Hi,
i try to use prodigy/spacy to train a NER model to extract data from invoices which contains tables and stuff like that. To my surprise it worked pretty well (not much training examples and bad formated data).
In the ner_manual UI it just renders the documents plain text which is a pain in the ass to annotate as you can imagine.
My idea would be as i have the position information for every character in the document to use this position information with the token informations from prodigy and generate coordinates where the tokens should be placed inside the annotation layout (add position information to the span elements). I could provide the chararacter position information in the meta data or another property in the task itself.
My problem is now: in ner_manual its currently not possible to use javascript where in html UI i can get all the task information (tokens, meta infos …) i need but its not possible to annotate the text/tokens.

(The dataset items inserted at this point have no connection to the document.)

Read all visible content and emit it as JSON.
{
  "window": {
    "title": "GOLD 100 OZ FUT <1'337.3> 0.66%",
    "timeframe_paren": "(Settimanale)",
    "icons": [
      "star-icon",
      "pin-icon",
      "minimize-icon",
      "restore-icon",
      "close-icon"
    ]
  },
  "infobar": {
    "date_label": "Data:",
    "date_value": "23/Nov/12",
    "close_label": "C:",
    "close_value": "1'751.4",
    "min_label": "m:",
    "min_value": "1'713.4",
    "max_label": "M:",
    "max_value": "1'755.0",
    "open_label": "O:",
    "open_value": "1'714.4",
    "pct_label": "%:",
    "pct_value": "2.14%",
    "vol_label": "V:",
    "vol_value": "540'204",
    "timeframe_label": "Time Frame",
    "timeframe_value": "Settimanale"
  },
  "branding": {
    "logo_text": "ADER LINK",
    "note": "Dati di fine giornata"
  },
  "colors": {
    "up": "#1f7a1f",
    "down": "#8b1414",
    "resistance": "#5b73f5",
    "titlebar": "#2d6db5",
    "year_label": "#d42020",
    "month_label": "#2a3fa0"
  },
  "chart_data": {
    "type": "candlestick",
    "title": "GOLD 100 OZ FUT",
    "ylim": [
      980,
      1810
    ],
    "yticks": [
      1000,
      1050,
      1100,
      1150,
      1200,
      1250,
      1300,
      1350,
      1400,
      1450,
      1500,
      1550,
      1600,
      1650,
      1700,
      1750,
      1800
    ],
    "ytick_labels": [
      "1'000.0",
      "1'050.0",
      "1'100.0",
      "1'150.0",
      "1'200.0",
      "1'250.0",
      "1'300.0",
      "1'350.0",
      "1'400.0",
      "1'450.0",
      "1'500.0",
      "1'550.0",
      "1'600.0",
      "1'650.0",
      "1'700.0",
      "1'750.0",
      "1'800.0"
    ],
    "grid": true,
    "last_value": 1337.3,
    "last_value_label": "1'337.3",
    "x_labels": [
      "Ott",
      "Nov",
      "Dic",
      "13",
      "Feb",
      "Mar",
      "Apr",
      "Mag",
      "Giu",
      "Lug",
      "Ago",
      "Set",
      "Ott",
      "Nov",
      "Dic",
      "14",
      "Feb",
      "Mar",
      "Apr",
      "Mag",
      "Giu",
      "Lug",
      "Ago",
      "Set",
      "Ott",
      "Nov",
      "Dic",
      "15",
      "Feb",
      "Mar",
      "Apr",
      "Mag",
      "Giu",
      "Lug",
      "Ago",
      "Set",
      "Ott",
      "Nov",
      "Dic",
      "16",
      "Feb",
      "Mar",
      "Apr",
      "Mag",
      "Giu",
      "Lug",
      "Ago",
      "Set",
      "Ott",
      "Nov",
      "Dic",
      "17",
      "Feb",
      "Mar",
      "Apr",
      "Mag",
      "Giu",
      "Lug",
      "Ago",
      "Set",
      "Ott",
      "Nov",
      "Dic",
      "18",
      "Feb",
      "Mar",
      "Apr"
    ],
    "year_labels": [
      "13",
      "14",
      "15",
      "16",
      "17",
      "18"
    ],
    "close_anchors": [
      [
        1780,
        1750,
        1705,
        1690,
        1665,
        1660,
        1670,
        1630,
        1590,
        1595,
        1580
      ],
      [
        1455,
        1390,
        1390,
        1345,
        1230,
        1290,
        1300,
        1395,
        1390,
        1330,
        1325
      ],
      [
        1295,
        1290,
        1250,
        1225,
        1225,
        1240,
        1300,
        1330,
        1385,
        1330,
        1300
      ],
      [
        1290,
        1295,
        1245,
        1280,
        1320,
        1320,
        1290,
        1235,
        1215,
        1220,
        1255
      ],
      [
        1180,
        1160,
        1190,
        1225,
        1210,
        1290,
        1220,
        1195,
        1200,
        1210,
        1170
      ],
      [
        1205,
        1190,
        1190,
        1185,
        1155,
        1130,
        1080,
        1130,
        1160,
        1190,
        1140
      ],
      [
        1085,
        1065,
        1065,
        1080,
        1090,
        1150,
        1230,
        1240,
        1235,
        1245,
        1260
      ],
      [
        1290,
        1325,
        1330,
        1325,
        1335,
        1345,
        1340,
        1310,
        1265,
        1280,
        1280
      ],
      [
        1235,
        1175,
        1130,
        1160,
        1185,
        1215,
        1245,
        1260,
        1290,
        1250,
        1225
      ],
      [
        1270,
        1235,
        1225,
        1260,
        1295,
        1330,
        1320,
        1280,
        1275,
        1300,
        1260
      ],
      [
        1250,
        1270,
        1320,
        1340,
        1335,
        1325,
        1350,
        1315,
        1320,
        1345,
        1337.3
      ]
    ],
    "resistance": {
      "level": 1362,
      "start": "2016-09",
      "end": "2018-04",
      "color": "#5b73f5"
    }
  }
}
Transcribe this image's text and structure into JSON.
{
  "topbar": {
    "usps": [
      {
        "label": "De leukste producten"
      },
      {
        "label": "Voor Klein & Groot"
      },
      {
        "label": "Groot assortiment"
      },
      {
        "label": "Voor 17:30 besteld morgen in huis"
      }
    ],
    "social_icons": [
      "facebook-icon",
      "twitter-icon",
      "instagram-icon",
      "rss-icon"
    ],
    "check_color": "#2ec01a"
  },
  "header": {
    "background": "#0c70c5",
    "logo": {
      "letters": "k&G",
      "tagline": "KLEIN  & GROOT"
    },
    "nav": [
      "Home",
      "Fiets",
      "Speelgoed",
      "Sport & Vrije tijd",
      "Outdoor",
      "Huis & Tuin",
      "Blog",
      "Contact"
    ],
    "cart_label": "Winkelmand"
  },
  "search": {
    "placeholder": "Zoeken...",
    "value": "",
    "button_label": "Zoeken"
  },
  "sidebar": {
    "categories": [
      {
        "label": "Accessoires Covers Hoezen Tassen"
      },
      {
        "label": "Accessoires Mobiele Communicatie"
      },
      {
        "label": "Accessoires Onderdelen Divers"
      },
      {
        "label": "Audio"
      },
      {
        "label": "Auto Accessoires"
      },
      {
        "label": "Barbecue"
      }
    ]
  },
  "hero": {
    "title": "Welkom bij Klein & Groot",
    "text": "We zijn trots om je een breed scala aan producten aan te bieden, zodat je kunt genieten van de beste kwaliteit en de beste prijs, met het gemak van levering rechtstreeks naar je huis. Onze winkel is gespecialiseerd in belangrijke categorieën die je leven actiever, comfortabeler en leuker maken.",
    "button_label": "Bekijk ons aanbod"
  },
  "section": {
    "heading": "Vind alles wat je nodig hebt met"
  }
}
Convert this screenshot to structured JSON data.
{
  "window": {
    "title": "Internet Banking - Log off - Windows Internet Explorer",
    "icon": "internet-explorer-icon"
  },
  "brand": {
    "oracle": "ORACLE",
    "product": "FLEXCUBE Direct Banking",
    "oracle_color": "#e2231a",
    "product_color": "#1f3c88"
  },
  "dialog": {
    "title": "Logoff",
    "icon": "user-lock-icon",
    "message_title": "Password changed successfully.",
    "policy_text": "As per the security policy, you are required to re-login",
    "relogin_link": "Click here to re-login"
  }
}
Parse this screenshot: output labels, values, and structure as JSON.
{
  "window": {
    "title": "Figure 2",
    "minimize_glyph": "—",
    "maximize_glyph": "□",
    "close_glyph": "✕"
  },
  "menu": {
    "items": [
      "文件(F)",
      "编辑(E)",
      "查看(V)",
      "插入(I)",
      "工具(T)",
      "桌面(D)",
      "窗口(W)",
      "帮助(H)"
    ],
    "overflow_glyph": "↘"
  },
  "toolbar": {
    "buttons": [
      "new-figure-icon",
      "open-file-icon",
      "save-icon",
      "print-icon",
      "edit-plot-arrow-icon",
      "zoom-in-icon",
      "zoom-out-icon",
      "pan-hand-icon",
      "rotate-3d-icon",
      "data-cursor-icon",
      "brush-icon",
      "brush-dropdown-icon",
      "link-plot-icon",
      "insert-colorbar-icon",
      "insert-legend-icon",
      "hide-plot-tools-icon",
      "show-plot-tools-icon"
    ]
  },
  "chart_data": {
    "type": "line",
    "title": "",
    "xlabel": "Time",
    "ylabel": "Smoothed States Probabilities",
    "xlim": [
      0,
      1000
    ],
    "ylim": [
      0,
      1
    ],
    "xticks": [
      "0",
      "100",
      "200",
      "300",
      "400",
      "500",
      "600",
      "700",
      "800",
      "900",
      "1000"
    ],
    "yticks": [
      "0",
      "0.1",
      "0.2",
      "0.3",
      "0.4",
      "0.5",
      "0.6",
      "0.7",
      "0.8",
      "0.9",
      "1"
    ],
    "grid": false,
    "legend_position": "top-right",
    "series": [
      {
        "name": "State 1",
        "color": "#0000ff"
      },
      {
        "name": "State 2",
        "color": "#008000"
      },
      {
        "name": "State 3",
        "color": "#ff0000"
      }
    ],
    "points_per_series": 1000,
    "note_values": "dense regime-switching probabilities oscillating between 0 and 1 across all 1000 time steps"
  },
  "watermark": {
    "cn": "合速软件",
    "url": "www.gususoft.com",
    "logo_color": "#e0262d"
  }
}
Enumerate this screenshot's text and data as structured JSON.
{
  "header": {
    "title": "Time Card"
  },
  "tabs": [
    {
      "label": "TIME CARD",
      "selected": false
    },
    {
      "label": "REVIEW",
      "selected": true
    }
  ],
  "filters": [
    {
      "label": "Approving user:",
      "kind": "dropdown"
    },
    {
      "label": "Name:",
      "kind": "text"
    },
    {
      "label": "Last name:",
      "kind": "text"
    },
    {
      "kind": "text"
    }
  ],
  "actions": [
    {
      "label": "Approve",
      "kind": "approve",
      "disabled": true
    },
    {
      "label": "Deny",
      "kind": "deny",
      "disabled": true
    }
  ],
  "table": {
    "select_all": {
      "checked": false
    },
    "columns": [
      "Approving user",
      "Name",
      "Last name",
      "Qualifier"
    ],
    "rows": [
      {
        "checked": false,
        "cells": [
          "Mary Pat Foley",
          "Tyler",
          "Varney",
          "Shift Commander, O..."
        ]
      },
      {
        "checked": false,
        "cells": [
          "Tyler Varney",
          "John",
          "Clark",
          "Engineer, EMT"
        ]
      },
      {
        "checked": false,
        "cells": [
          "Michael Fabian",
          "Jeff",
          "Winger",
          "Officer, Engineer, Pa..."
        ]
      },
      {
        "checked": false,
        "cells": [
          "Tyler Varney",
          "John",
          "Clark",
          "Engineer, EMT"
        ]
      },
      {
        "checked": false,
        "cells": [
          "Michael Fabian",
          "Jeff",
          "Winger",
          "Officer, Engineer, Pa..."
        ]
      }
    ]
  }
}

I have read in this thread: Is it possible to customize annotation UI? that you think about adding the use of javascript/html to UIs other then html?
One solution would be to just use prodigys API and build my own annotation interface but thats pretty time consuming and prodigy nearly offers everything i need.
Another solution would be to add my own javascript in the index.html and then access the spans through the span ids and add the position infromation. But how could i access the task meta data in my own script as its not exposed like in window.prodigy (or is there a way to access it? - in ner_manual UI)
Third solution: own script as in solution 2 and fetch position information from an external source and modify spans aswell as in 2.
Edit: as with #2 und #3 i have just noticed that the spans lose their id after annotation that could possible be a problem with my approach.
In my opinion all three solutions could maybe work but they feel like a hacky workaround and not a clean solution to me.
Do you have any other suggestions how i can tackle this problem?
best regards,
pat